È molto costoso (ma si può preparare anche in casa), ma è praticamente eterno: il vero estratto di vaniglia pura può essere consumato fino all’ultima goccia senza disperdere la sua qualità. Vale quanto scritto anche in precedenza: la conservazione deve essere accorta, al buio e all’asciutto, e con contenitore chiuso ermeticamente.

Salsa di soia

Condimento sempre più presente anche nella nostra gastronomia, la salsa di soia dona un sapore caratteristico ai nostri piatti e ha il vantaggio di essere longeva: se la confezione è chiusa, infatti, possiamo aspettare fino a tre anni. Se invece abbiamo già aperto la salsa di soia, i tempi di conservazione a temperatura ambiente si riducono a poche settimane.

Aceto di vino bianco

Usato a sua volta come conservante per numerosi cibi, l’aceto ha naturalmente lunghissimi di conservazione e, a tutti gli effetti, non ha una vera e propria data di scadenza.
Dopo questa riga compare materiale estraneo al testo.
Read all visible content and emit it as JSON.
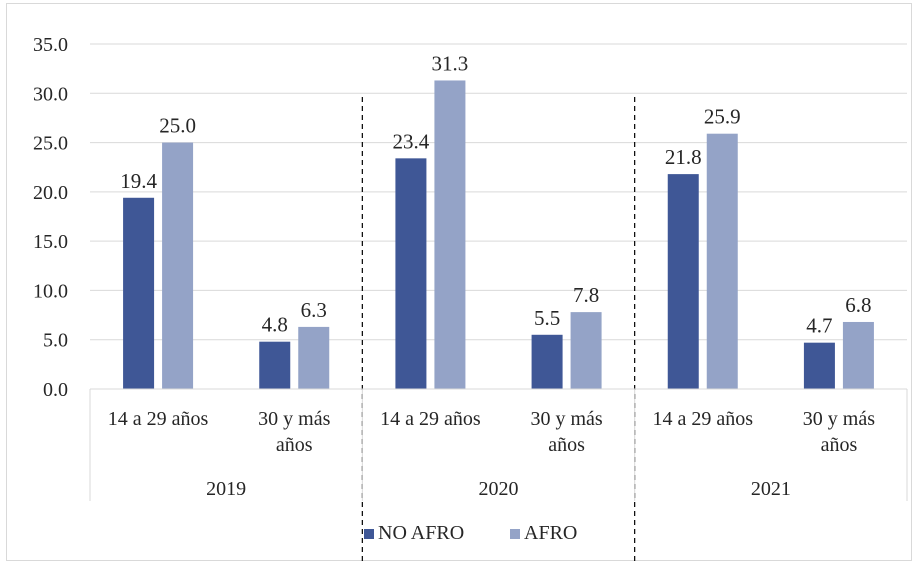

Vale sempre la stessa regola: chiudiamo la bottiglia con cura dopo ogni uso e mettiamola in un luogo buio, al riparo da sbalzi di temperatura.

Surgelati

Anche l’ultima voce di questo elenco è una piccola forzatura, ma è impossibile parlare di alimenti a lunga conservazione e durata senza citare i surgelati: non li riporremo ovviamente in dispensa ma in freezer, ma saranno sempre a nostra disposizione al momento opportuno.

Ogni tipologia di alimento surgelato ha i suoi tempi, però: le pizze resistono fino a 9 mesi, i prodotti ittici arrivano a 18, i cibi a base di patate raggiungono i 2 anni e le verdure addirittura i 30 mesi.